La situation sur les estrades était délicate. Nous avions l’avantage de la hauteur, les lances, les couteaux et autres armes ne pouvaient pas nous atteindre, nous avions une vue générale sur le champ de bataille, mais nous étions également piégés et en sous nombre. Nous ne pourrions tenir longtemps en restant ici.

Soudain ma réflexion fut interrompue par un cri en provenance du ciel. Interloqué, je levai la tête.

– Agghh ! hurlai-je de surprise.

Un corps vint se fracasser à mes pieds, là où je me trouvais un instant plus tôt et brisa une planche de l’estrade. Les insurgés glapirent de surprise puis se préparèrent à une nouvelle attaque aérienne, affolés. Je cherchai la source de ce barbare jet de personne et il s’avéra que cela venait du côté de Kawoutsè.

– Thoujou ! vociféra-t-iel par-dessus les bruits de la bataille en pointant un index dans ma direction. Sale traître, viens de battre ! Je vais vous exterminer, toi et toute ta clique !

– Non, mais, ça va pas ?! Espèce d’abruti primaire ! T’as pas encore compris que nous étions de votre côté ? Nous aussi on veut notre peau, pauvre débile ! Sale minable ! mugis-je avec la même puissance.

Joukwo lui enserrait la taille pour l’empêcher de me lancer quelqu’un d’autre, mais Kawoutsè n’y portait aucune attention et le ballottait comme un vulgaire sac en toile en nous lançant des pelletées d’insultes. Un adversaire profita de sa distraction pour lui agripper la jambe. Kawoutsè lui fracassa le crâne à grands coups de pieds, hargneux comme un lion, et iel disparut dans un râle. Je ne l’avais pas vu aussi vif depuis des centaines de cycles ! J’avais l’impression qu’iel était enfin redevenu ellui-même. Pas forcément le « bon » ellui-même…

– Prouve-le, alors ! rétorqua-t-iel, les mains en porte-voix. Gros faiblard ! Sale assisté !

« Ah ouais, c’est ce que tu veux ?! Soit ! Tu vas voir de quel bois je me chauffe ! »

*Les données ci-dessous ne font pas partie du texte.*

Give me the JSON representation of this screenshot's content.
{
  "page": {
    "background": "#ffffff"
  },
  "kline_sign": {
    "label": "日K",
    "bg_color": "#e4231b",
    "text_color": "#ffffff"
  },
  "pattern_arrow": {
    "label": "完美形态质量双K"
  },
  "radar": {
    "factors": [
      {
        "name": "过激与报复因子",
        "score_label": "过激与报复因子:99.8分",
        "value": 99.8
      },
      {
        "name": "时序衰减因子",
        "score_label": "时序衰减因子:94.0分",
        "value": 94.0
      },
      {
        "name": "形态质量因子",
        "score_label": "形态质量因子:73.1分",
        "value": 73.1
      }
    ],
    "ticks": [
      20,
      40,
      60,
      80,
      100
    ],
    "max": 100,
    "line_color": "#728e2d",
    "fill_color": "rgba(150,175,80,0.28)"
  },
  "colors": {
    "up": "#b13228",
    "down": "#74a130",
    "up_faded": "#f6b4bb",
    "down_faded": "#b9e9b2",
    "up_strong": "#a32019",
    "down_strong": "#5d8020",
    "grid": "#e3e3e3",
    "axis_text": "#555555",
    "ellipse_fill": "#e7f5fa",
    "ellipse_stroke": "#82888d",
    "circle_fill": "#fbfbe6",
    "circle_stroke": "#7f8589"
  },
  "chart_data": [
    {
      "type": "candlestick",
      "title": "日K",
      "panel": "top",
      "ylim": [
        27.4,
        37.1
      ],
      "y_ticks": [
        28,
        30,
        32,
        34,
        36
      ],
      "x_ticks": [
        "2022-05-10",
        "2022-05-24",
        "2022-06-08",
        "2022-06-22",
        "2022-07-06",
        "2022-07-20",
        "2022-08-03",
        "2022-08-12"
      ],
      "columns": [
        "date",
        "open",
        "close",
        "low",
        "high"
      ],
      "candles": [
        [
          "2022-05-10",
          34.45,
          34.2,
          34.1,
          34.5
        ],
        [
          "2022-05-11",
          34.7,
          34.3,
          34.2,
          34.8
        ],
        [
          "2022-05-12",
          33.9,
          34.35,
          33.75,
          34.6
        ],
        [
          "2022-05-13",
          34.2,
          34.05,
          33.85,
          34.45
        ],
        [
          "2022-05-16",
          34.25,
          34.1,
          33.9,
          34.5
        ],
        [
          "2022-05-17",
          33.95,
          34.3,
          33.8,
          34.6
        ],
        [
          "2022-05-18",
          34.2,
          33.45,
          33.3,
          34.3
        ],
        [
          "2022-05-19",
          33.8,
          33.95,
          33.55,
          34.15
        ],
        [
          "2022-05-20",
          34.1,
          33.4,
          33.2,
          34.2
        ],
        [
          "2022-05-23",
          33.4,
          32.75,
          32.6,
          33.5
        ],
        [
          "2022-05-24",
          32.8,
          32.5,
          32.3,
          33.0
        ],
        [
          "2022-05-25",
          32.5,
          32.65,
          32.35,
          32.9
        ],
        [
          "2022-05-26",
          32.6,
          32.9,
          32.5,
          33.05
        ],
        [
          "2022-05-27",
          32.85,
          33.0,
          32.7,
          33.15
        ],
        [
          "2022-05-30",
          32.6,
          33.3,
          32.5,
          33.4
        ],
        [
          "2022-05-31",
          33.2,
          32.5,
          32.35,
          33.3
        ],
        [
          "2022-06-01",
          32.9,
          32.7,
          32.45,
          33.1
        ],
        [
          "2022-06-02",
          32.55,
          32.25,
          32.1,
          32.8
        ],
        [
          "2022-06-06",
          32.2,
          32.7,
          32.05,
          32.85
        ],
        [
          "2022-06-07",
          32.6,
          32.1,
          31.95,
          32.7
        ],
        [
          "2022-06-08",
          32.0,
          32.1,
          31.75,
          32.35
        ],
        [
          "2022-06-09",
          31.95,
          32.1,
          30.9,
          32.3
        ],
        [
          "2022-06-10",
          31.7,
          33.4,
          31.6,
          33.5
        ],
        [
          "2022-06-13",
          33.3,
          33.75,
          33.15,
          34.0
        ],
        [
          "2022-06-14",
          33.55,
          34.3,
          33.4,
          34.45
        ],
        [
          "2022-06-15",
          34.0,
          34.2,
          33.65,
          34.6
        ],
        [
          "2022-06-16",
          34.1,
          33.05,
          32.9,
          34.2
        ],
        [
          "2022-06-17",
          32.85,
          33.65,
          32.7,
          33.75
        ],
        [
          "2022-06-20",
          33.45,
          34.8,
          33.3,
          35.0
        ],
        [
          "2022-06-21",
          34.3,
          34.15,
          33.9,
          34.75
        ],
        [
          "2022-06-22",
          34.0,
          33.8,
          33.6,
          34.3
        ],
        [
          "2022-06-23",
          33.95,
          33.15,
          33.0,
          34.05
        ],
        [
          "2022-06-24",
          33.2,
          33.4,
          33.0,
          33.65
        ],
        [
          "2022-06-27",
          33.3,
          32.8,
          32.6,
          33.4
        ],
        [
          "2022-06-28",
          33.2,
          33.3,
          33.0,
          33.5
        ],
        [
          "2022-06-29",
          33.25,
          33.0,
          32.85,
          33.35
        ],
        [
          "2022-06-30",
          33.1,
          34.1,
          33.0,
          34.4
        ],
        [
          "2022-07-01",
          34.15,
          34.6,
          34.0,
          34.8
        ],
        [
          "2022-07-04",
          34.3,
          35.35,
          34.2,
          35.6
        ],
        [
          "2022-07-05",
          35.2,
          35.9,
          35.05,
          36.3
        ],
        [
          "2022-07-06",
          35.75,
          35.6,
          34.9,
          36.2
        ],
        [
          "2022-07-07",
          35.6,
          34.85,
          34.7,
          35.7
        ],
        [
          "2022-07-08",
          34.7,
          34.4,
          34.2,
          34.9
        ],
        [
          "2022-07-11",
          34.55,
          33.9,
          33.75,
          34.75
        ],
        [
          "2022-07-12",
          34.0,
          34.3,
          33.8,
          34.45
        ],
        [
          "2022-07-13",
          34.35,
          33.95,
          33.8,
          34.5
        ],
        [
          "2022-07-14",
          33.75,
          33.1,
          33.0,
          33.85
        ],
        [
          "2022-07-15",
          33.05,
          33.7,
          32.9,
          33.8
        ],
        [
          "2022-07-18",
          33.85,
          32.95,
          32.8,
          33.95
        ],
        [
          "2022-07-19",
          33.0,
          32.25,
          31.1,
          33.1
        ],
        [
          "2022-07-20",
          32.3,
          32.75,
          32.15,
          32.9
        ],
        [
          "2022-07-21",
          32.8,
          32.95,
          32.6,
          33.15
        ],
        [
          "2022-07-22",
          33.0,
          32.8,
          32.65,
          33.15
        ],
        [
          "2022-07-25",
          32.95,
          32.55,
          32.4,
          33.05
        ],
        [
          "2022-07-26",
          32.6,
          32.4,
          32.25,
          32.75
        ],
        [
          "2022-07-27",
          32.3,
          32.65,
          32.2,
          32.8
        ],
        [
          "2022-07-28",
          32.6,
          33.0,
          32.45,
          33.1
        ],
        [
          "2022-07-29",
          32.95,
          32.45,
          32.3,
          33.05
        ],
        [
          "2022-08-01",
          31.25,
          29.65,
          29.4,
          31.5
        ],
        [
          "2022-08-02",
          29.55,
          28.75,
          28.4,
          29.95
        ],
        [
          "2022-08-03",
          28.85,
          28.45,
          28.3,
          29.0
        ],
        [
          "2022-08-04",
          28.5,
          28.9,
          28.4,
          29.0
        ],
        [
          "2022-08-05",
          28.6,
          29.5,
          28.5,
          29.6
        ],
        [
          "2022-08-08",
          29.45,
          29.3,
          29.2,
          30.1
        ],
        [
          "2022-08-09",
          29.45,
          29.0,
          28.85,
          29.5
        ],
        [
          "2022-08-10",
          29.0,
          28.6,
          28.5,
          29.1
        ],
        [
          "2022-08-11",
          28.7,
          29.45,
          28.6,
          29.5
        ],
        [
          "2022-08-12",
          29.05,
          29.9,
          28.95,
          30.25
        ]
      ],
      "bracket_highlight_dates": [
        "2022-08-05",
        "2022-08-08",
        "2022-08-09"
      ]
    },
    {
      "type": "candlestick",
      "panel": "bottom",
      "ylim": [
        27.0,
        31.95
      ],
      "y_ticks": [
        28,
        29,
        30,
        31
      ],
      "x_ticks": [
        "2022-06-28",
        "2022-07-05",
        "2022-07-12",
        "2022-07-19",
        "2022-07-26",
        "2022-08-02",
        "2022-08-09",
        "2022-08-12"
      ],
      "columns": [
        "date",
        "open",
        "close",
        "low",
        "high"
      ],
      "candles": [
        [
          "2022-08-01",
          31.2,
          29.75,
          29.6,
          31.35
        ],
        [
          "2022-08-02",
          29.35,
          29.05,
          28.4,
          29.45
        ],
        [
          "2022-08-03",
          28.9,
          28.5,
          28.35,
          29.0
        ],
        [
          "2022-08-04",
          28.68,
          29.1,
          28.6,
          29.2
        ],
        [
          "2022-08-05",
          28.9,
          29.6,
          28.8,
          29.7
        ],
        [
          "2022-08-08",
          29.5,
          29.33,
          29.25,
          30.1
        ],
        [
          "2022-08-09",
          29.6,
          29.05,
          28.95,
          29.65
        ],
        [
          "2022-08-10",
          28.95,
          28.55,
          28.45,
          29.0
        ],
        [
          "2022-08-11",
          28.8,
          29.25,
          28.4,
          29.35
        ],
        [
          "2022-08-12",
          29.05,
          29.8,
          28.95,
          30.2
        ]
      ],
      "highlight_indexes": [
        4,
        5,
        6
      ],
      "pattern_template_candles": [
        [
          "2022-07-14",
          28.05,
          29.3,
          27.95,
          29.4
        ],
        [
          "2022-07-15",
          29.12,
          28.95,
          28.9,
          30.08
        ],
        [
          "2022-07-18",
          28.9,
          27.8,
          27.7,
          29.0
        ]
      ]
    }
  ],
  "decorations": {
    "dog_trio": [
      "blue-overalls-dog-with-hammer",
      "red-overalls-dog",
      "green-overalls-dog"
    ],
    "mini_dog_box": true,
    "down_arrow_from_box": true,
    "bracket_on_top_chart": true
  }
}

J’attrapai le corps quasi inanimé du sathœ que Kawoutsè m’avait lancé et lui tins la tête en arrière pour qu’iel ne manque rien du spectacle. Avec mon poignard, je lui tranchai lentement la gorge. La lame se déplaça avec aisance, comme si je tranchais de sable. Un frisson parcourut mon corps. Son sang se déversa à grands flots sur l’estrade tandis qu’iel était secoué de convulsions. Mais je ne m’arrêtai pas là. Je laissai le corps s’affaler, sans vie et imbibai mes mains de son essence avant de m’en couvrir le visage. C’était une redoutable – et répugnante – déclaration de guerre.

– Satisfait, enfoiré ?!

Kawoutsè me lança un sourire carnassier et partit d’un rire sonore.

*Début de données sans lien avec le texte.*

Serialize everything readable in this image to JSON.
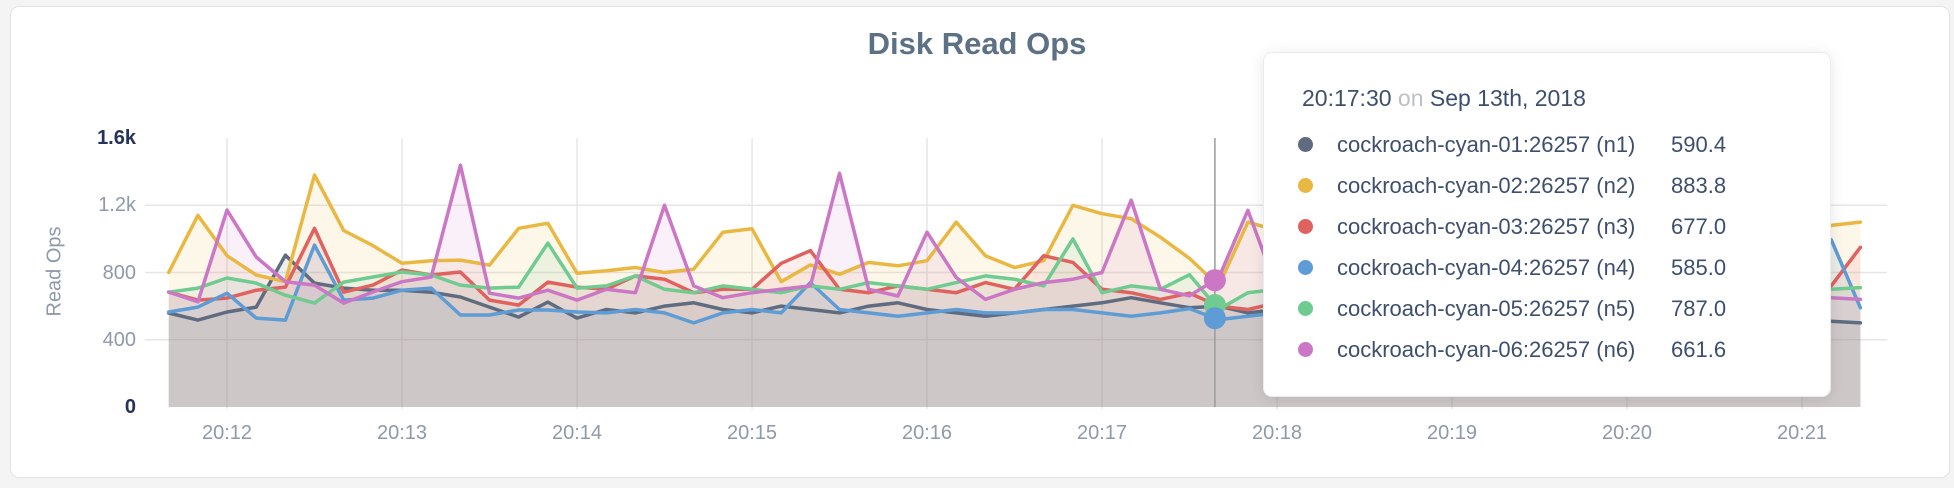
{
  "page": {
    "background": "#f4f4f4"
  },
  "tooltip": {
    "time": "20:17:30",
    "connector": "on",
    "date": "Sep 13th, 2018",
    "rows": [
      {
        "label": "cockroach-cyan-01:26257 (n1)",
        "value": "590.4",
        "color": "#5f6c80"
      },
      {
        "label": "cockroach-cyan-02:26257 (n2)",
        "value": "883.8",
        "color": "#e9b843"
      },
      {
        "label": "cockroach-cyan-03:26257 (n3)",
        "value": "677.0",
        "color": "#e0625e"
      },
      {
        "label": "cockroach-cyan-04:26257 (n4)",
        "value": "585.0",
        "color": "#5e9cd6"
      },
      {
        "label": "cockroach-cyan-05:26257 (n5)",
        "value": "787.0",
        "color": "#6fcb90"
      },
      {
        "label": "cockroach-cyan-06:26257 (n6)",
        "value": "661.6",
        "color": "#cb77c5"
      }
    ]
  },
  "chart_data": {
    "type": "area",
    "title": "Disk Read Ops",
    "ylabel": "Read Ops",
    "ylim": [
      0,
      1600
    ],
    "x_start": "20:11:40",
    "x_step_seconds": 10,
    "grid_color": "#e6e6e6",
    "area_opacity": 0.11,
    "y_ticks": [
      {
        "value": 1600,
        "label": "1.6k",
        "emphasis": true,
        "grid": false
      },
      {
        "value": 1200,
        "label": "1.2k",
        "emphasis": false,
        "grid": true
      },
      {
        "value": 800,
        "label": "800",
        "emphasis": false,
        "grid": true
      },
      {
        "value": 400,
        "label": "400",
        "emphasis": false,
        "grid": true
      },
      {
        "value": 0,
        "label": "0",
        "emphasis": true,
        "grid": false
      }
    ],
    "x_ticks": [
      {
        "index": 2,
        "label": "20:12"
      },
      {
        "index": 8,
        "label": "20:13"
      },
      {
        "index": 14,
        "label": "20:14"
      },
      {
        "index": 20,
        "label": "20:15"
      },
      {
        "index": 26,
        "label": "20:16"
      },
      {
        "index": 32,
        "label": "20:17"
      },
      {
        "index": 38,
        "label": "20:18"
      },
      {
        "index": 44,
        "label": "20:19"
      },
      {
        "index": 50,
        "label": "20:20"
      },
      {
        "index": 56,
        "label": "20:21"
      }
    ],
    "series": [
      {
        "id": "n1",
        "name": "cockroach-cyan-01:26257 (n1)",
        "color": "#5f6c80",
        "values": [
          559,
          517,
          565,
          594,
          903,
          737,
          707,
          695,
          695,
          683,
          654,
          594,
          535,
          624,
          529,
          580,
          560,
          600,
          620,
          580,
          560,
          600,
          580,
          560,
          600,
          620,
          580,
          560,
          540,
          560,
          580,
          600,
          620,
          650,
          620,
          590.4,
          600,
          560,
          580,
          540,
          560,
          580,
          600,
          560,
          540,
          560,
          580,
          550,
          570,
          590,
          560,
          540,
          560,
          580,
          550,
          530,
          520,
          510,
          500
        ]
      },
      {
        "id": "n2",
        "name": "cockroach-cyan-02:26257 (n2)",
        "color": "#e9b843",
        "values": [
          800,
          1140,
          900,
          785,
          745,
          1380,
          1050,
          960,
          855,
          870,
          874,
          844,
          1063,
          1093,
          795,
          810,
          830,
          800,
          820,
          1040,
          1060,
          745,
          845,
          790,
          860,
          840,
          870,
          1100,
          900,
          830,
          870,
          1200,
          1150,
          1120,
          1010,
          883.8,
          720,
          1100,
          1050,
          800,
          850,
          900,
          820,
          870,
          800,
          830,
          900,
          850,
          880,
          820,
          860,
          900,
          840,
          880,
          830,
          870,
          950,
          1080,
          1100
        ]
      },
      {
        "id": "n3",
        "name": "cockroach-cyan-03:26257 (n3)",
        "color": "#e0625e",
        "values": [
          683,
          636,
          648,
          695,
          713,
          1063,
          683,
          725,
          814,
          785,
          803,
          636,
          606,
          743,
          713,
          700,
          780,
          760,
          680,
          700,
          700,
          855,
          930,
          700,
          680,
          720,
          700,
          680,
          740,
          700,
          900,
          860,
          700,
          680,
          640,
          677,
          600,
          580,
          620,
          650,
          700,
          680,
          720,
          700,
          660,
          700,
          720,
          680,
          700,
          720,
          700,
          680,
          700,
          720,
          700,
          680,
          700,
          720,
          950
        ]
      },
      {
        "id": "n4",
        "name": "cockroach-cyan-04:26257 (n4)",
        "color": "#5e9cd6",
        "values": [
          565,
          594,
          677,
          529,
          517,
          963,
          636,
          648,
          695,
          707,
          547,
          547,
          577,
          577,
          565,
          560,
          580,
          560,
          500,
          560,
          580,
          560,
          740,
          580,
          560,
          540,
          560,
          580,
          560,
          560,
          580,
          580,
          560,
          540,
          560,
          585,
          520,
          540,
          560,
          580,
          560,
          540,
          560,
          580,
          560,
          540,
          560,
          580,
          560,
          540,
          560,
          580,
          560,
          540,
          560,
          580,
          620,
          995,
          590
        ]
      },
      {
        "id": "n5",
        "name": "cockroach-cyan-05:26257 (n5)",
        "color": "#6fcb90",
        "values": [
          683,
          707,
          767,
          737,
          665,
          618,
          743,
          773,
          803,
          785,
          725,
          707,
          713,
          975,
          707,
          720,
          780,
          700,
          680,
          720,
          700,
          680,
          720,
          700,
          740,
          720,
          700,
          740,
          780,
          760,
          720,
          1000,
          680,
          720,
          700,
          787,
          580,
          680,
          700,
          720,
          700,
          680,
          700,
          720,
          700,
          680,
          700,
          720,
          700,
          680,
          700,
          720,
          700,
          680,
          700,
          720,
          700,
          700,
          710
        ]
      },
      {
        "id": "n6",
        "name": "cockroach-cyan-06:26257 (n6)",
        "color": "#cb77c5",
        "values": [
          684,
          625,
          1171,
          892,
          745,
          725,
          618,
          684,
          745,
          773,
          1438,
          677,
          648,
          695,
          636,
          700,
          680,
          1200,
          720,
          650,
          680,
          700,
          720,
          1390,
          700,
          660,
          1040,
          770,
          640,
          700,
          740,
          760,
          800,
          1230,
          700,
          661.6,
          768,
          1170,
          700,
          680,
          700,
          720,
          700,
          680,
          700,
          720,
          700,
          680,
          700,
          720,
          700,
          680,
          700,
          720,
          700,
          680,
          700,
          650,
          640
        ]
      }
    ],
    "hover": {
      "time": "20:17:30",
      "point_index": 35,
      "guideline_index": 35.87,
      "guideline_color": "#9b9b9b",
      "dot_series": [
        "n6",
        "n5",
        "n4"
      ],
      "dot_radius": 11
    }
  }
}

– Ewww, dégueu, Thoujou… râla Mœ.

Les autres sathœs me jugèrent aussi avec un certain dégoût et Joukwo avait détourné le regard.

– Faut ce qu’il faut avec ellui ! rétorquai-je avec un sourire mal dissimulé.

J’avais l’impression qu’une sorte de connexion s’était établie entre Kawoutsè et moi tandis que nous continuâmes à protéger nos amis. Nous combattions enfin côte à côte.